Designing Surveys for Clustering¶

QML Textarea Control¶

Open-ended questions use the Textarea control in QML:

- id: q_feedback
  kind: Question
  title: "What could we improve?"
  input:
    control: Textarea
    placeholder: "Share your suggestions..."
    maxLength: 1000

Best Practices¶

Ask focused questions: "What do you like most?" produces more clusterable responses than "Any comments?"
Use multiple open-ended questions: Each targets a different aspect (likes, dislikes, use cases)
Set reasonable maxLength: 500-1000 characters encourages substantive responses
Combine with structured questions: Demographics and rating scales enable cross-tabulation with discovered themes
Plan for sample size: Aim for 30+ responses per open-ended question for meaningful clusters

Configuration Reference¶

Parameter	Default	Description
`labeling_method`	`"tfidf"`	Cluster labeling strategy: `"tfidf"` or `"llm"`
`min_cluster_size`	`5`	Minimum responses to form a cluster
`similarity_threshold`	`0.65`	Cosine similarity threshold for theme assignment
`multi_label`	`true`	Allow responses to match multiple themes

Tuning Tips¶

Low cluster count? Decrease min_cluster_size (try 3-4)
Too many small clusters? Increase min_cluster_size (try 8-10)
Responses assigned to too many themes? Increase similarity_threshold (try 0.75)
Most responses unclustered? Decrease similarity_threshold (try 0.50) or check if responses are too short/diverse

Troubleshooting¶

"No Textarea columns found" The dataset's source questionnaire has no Textarea controls. Use structured controls (Radio, Slider) for quantitative questions and Textarea for open-ended ones.

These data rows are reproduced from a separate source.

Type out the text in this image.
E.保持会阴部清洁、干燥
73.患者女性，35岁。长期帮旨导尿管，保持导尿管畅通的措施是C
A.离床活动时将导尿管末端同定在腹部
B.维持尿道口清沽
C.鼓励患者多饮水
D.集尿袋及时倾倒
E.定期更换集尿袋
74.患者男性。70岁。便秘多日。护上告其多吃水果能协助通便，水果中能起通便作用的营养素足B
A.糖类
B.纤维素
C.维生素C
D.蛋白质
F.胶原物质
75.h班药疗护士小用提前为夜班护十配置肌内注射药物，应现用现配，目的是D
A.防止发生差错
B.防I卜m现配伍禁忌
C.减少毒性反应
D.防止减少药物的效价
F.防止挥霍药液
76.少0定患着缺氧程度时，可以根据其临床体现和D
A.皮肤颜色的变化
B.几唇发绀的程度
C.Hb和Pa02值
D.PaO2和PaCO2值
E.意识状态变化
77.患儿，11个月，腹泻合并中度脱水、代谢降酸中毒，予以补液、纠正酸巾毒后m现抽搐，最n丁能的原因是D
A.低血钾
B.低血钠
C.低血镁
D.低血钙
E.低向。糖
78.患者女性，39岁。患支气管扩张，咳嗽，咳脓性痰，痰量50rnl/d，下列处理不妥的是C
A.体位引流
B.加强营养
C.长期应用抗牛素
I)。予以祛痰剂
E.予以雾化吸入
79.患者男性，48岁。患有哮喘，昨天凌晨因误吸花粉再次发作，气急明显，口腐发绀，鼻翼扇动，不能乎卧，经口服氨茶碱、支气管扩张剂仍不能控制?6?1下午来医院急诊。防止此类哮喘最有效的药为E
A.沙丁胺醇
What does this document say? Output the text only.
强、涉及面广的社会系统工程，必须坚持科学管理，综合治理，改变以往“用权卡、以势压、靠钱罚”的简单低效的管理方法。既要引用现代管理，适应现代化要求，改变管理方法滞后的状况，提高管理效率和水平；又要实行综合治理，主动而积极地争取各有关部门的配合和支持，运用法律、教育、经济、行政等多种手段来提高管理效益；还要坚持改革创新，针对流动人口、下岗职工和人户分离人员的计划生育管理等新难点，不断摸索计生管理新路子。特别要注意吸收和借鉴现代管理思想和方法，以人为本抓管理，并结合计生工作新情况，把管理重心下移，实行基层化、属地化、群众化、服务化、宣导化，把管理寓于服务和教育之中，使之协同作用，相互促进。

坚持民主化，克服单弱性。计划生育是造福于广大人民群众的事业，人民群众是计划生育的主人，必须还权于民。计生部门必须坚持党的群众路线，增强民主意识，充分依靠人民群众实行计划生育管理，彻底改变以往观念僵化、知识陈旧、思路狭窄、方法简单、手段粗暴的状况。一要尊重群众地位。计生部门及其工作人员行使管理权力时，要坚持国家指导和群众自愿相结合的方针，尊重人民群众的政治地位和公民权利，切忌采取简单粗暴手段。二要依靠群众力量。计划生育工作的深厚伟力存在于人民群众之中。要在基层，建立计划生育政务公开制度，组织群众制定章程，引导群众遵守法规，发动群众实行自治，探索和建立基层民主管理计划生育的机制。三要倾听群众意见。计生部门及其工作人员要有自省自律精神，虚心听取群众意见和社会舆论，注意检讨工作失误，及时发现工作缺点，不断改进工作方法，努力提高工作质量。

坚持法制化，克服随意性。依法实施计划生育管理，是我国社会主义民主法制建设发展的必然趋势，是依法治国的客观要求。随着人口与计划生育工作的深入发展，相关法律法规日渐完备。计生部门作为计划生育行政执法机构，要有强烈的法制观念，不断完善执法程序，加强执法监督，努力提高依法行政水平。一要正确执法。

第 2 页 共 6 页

Too few clusters discovered HDBSCAN requires sufficient density. Ensure at least 30 text responses and that the question elicits varied answers.

Embedding service unavailable The Ollama service with bge-m3 model must be running. Check service health on the monitoring dashboard.

LLM labeling fails If using labeling_method="llm", the inference model must be available. Fall back to "tfidf" which runs locally without external dependencies.